It’s the beginning of a new school year with a fresh set of challenges.
We spent all of last year organizing and mobilizing for a new contract alongside the already incredibly strenuous job of educating the children of our city. It was no small feat. We used time outside our workday to come together and make waves in our communities and in the press. We engaged with our colleagues and our community, and we discussed our needs and priorities as educators. Our voices echoed across the city and, because of our hard work, the city could not ignore us at the bargaining table.
Our organizing work put us in a stronger position in so many ways. Not only did our contract campaign produce a tentative contract deal in June, but the participation rate in the contract ratification vote was one of the highest this union has ever had. More importantly, it’s made us much stronger as we enter this new school year. We know how to come together and make our thousands of individual voices ring as one. We should be proud of what we accomplished together.

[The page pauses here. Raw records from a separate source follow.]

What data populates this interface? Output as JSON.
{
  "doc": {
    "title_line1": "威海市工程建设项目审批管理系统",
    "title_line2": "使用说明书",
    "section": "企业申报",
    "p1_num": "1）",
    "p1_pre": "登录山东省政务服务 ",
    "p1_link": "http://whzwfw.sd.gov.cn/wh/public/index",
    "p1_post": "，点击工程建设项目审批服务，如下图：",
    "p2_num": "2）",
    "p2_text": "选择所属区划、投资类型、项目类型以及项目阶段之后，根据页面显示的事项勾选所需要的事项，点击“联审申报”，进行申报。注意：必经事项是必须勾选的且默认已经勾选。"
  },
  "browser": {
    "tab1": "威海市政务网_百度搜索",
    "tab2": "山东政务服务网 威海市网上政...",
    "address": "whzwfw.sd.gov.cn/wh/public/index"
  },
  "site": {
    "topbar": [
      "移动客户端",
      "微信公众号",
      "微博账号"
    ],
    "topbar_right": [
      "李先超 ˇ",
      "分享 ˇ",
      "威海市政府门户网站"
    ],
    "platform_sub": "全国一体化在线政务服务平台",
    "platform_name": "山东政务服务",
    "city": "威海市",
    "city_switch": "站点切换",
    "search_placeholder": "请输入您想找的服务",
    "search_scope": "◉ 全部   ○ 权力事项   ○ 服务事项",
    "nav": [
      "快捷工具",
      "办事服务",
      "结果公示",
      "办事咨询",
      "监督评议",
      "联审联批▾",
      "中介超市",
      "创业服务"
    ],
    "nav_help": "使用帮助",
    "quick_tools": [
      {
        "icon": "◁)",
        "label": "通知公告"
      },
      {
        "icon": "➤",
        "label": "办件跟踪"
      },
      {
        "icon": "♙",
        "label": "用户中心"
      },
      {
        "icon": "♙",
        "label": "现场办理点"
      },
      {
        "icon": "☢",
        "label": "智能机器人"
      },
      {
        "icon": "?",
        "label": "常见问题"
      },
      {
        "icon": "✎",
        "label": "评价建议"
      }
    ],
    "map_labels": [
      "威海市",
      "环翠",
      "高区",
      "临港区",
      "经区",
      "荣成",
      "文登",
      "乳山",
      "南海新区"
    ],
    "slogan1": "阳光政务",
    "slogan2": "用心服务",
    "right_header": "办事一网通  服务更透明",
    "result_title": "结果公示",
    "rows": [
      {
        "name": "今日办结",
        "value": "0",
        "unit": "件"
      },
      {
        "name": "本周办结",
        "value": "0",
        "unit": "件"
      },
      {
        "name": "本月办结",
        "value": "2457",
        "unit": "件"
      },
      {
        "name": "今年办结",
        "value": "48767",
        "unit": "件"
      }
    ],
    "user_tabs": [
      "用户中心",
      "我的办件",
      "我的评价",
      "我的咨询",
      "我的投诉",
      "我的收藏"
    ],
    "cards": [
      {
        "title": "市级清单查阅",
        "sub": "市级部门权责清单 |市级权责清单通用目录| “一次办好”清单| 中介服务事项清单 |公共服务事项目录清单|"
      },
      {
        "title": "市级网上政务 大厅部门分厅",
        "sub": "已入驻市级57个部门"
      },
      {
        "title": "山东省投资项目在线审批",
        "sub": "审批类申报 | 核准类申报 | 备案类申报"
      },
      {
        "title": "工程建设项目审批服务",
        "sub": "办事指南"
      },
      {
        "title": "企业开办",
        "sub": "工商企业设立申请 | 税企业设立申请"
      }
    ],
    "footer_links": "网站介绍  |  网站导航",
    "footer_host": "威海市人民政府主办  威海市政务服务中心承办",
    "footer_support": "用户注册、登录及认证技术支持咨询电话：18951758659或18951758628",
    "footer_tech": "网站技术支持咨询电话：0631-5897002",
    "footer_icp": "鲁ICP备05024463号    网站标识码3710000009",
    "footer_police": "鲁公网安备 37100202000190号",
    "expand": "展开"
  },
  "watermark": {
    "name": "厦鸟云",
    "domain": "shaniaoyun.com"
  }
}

We will need this strength as we put the 2023 contract into action this school year.
This contract will lead to significant improvements in our working conditions. We have many new rights we didn’t have before (see our special contract section on pages 3–8 for details). But a contract is only words on a page. It’s up to us to make it real.
Last year taught us that our power is in our collective voice. We need to keep up our activism in a different way this year — by exercising our new contractual rights and using our collective voice to speak out if the new contract is ever ignored. Respect for the contract should become the norm across our school system.
Contract enforcement all starts with understanding what the new agreement entails. Everyone should read the new contract — it’s the most important living document we as UFT members have. If the Department of Education and school administrators know that we know what this contract says, they will think twice before trying to work around it.
Our vigilance must also extend to enforcing the state’s new class size law. Again, it was our collective action as union members that led to the passage of this historic law to lower class size limits in New York City. We know better than anyone else the difference that smaller class size will make in our schools. 2022–23 was a year of planning, and 2023–24 will be the implementation: This year, 20% of city classrooms must be in compliance with the new limits. This first year will be an easy lift, but the DOE needs to create a serious, detailed plan for how it will adhere to the new limits in the following four years. It will be up to us to monitor and keep the pressure on school officials.
In the past two years, our advocacy and organizing have produced great changes for our school system. Now the power to ensure these changes take effect lies with us. We must continue to stand together as union members and claim what we have fought for and won, so that our communities, and most importantly our students, can benefit.
Our jobs are not easy, but hopefully the rights we’ve gained under this new contract will give us a strong start for what I hope will be an amazing school year. We will continue to push for more of what we need as educators and what our students need.
I thank you for all that you do every day and wish you a happy and successful start to the school year.